IoT and security: Shodan

[woody4165]

Hi all

I just discovered this website regarding IoT and security (or lack of security).

I tried to do a search with the word domoticz.
Shodan and Domoticz

Is one of this IP one of yours?

[toreandre]

Hahaha, i connected to one of the IP adresses to see if it checked out. Seems like on the swedes is at dance camp at the moment. MQTT topic with lat/long coordinates.

Made me take a look at my own setup.

EDIT: Omg, look at all these topics open for the public:

Code: Select all

Topics:
owntracks
owntracks/marco/iPhone-6
owntracks/marco/Hyundai
marco/thuis
/home
/fhem/light/4/device1
/fhem/light/4/set
test
system/rfxcom
system/RFXcom
_owntracks/_map/owntracks/gw/jjolie
home/garden/fountain
fhem/light/4
fhem/light/4/set
fhem/light/4/4
fhem/light/4...

[JustME125]

I see a lot of mqtt listed....luckily I don't run mqtt [SMILING FACE WITH OPEN MOUTH AND COLD SWEAT]

Verstuurd vanaf mijn HTC One_M8 met Tapatalk

[RidingTheFlow]

Its quite amusing how many people totally ignore security of their home automation systems until it bites them hard.
Prankers triggering wireless bell/alarms is one thing, hackers fastcycling the boiler relay breaking it down is entirely other level.
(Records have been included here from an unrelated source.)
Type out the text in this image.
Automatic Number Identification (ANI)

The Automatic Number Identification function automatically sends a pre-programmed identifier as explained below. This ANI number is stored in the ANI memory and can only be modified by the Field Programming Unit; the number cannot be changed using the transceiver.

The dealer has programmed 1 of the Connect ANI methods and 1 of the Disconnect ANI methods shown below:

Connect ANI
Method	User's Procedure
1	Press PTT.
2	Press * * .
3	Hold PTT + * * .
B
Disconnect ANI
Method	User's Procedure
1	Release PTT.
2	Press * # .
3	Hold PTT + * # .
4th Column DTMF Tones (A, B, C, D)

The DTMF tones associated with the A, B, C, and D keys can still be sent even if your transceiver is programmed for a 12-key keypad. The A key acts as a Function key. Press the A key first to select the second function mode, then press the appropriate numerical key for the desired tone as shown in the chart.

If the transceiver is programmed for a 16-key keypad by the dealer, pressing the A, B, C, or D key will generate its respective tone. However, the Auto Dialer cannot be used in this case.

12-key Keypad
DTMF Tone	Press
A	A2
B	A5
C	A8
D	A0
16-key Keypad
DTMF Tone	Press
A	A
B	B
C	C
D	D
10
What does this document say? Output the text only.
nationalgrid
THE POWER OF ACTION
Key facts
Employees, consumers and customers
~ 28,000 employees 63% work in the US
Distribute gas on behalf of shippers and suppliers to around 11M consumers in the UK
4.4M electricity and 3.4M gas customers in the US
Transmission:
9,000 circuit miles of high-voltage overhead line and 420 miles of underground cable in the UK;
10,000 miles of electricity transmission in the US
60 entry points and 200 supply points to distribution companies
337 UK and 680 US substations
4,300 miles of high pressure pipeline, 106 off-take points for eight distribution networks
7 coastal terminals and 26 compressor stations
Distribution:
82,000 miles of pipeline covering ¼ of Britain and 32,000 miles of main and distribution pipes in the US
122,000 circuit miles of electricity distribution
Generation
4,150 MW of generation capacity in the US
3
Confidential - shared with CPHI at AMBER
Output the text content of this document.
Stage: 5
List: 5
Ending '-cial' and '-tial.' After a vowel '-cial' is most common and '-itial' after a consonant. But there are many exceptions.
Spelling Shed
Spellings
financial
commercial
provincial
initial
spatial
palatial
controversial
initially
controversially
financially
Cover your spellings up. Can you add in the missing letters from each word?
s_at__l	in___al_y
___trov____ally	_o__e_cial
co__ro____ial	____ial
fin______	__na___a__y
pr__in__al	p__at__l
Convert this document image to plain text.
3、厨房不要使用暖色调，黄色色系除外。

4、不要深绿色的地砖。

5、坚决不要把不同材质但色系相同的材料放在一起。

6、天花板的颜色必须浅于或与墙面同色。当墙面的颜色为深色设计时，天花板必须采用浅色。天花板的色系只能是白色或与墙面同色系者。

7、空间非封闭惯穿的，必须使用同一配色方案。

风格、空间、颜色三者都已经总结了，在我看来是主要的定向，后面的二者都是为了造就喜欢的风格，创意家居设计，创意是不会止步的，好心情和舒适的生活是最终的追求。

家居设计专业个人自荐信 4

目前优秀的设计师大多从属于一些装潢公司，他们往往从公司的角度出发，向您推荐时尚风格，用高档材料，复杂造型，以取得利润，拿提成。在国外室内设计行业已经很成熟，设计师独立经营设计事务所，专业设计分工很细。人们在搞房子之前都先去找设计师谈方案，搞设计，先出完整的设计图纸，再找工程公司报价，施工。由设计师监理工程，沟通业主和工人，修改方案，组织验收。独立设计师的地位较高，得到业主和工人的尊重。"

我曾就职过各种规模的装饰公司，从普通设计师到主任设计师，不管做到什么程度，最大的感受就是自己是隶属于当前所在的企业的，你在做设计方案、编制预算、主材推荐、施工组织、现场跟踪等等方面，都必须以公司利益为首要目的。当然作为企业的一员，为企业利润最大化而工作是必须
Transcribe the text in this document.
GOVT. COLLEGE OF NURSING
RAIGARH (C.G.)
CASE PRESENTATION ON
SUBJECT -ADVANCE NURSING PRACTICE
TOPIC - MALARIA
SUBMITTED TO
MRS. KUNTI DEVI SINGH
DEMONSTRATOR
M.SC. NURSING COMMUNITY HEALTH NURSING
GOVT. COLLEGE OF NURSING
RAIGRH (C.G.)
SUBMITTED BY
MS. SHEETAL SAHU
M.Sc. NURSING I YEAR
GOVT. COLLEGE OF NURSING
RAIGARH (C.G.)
Funny when I often asked people "have you ever though how dangerous is to expose your domotic IoT network even to your PC (because PCs are very big potential security hole)?", I was often dismissed as being "overly paranoid". Talk about people exposing their IoTs to the internet just because they wanted to easily flip this switch from their iPhone (which they hardly used anyway). Also not realising that default domoticz Pi SD card image came with NodeRed&MQTT servers in completely password-less mode, etc, etc....

[toreandre]

Its quite amusing how many people totally ignore security of their home automation systems until it bites them hard.
Prankers triggering wireless bell/alarms is one thing, hackers fastcycling the boiler relay breaking it down is entirely other level.

Funny when I often asked people "have you ever though how dangerous is to expose your domotic IoT network even to your PC (because PCs are very big potential security hole)?", I was often dismissed as being "overly paranoid". Talk about people exposing their IoTs to the internet just because they wanted to easily flip this switch from their iPhone (which they hardly used anyway). Also not realising that default domoticz Pi SD card image came with NodeRed&MQTT servers in completely password-less mode, etc, etc....

Not just broken equipment but with the info on the IP i checked someone could easily plan a break in.

[JustME125]

Well, I do understand there is a risk involved in port forwarding to domoticz but never really considered the consequences. I am one of those who often uses a phone so I would like to have domoticz to be connected to the outside world. Any thoughts on how to do it safely?

Verstuurd vanaf mijn HTC One_M8 met Tapatalk

[deennoo]

Créate your own vpn (openvpn)

[JustME125]

Thanks

Verstuurd vanaf mijn HTC One_M8 met Tapatalk

[RidingTheFlow]

Créate your own vpn (openvpn)

... and also its best to check that Domoticz is not visible on any other interfaces. General rule of thumb - more interfaces its visible on, more attack vectors it gives. That's because Domoticz also exposes http JSON interface which allows to do pretty much everything with it (and its very easy to hack, at least by default, if you use unencrypted http).

Also generally I always would recommend to give a good consideration "do I really need to remotely flip switches via my phone?" Often (as its the case for me) the answer is "no", so I just use "read only user" for my outside access. Or at least have a read-only user which could be logged in 95% of time and write-access user which you only log in in rare cases.

Note that you need to think of above even if you don't expose your Domoticz to internet. Because even if Domoticz only visible to your home network - and people often think "my home network is WPA2, really safe, etc, etc". But think about it, how many devices do you have on your home network? Smartphones, PCs, game consoles, etc - what if just one of them gets hacked? That would be enough for hacker to play havoc with your home (or spy on your movements) if your Domoticz is unprotected against your internal network.

[toreandre]

Well, I do understand there is a risk involved in port forwarding to domoticz but never really considered the consequences. I am one of those who often uses a phone so I would like to have domoticz to be connected to the outside world. Any thoughts on how to do it safely?

Verstuurd vanaf mijn HTC One_M8 met Tapatalk

Remember the other services too. In the list that was in the first post domoticz may have been locked with a username and password but not the MQTT server, i saw a few IPs with open IPcameras too.
I assume most people that expose their system to the internet do this for geofencing etc and as someone above me suggested you should think about "do i realy need to flip switches when i am at work?".

I get motiondetection etc when i am away from my house, but i use a virtual home/away switch in domoticz and email alerts.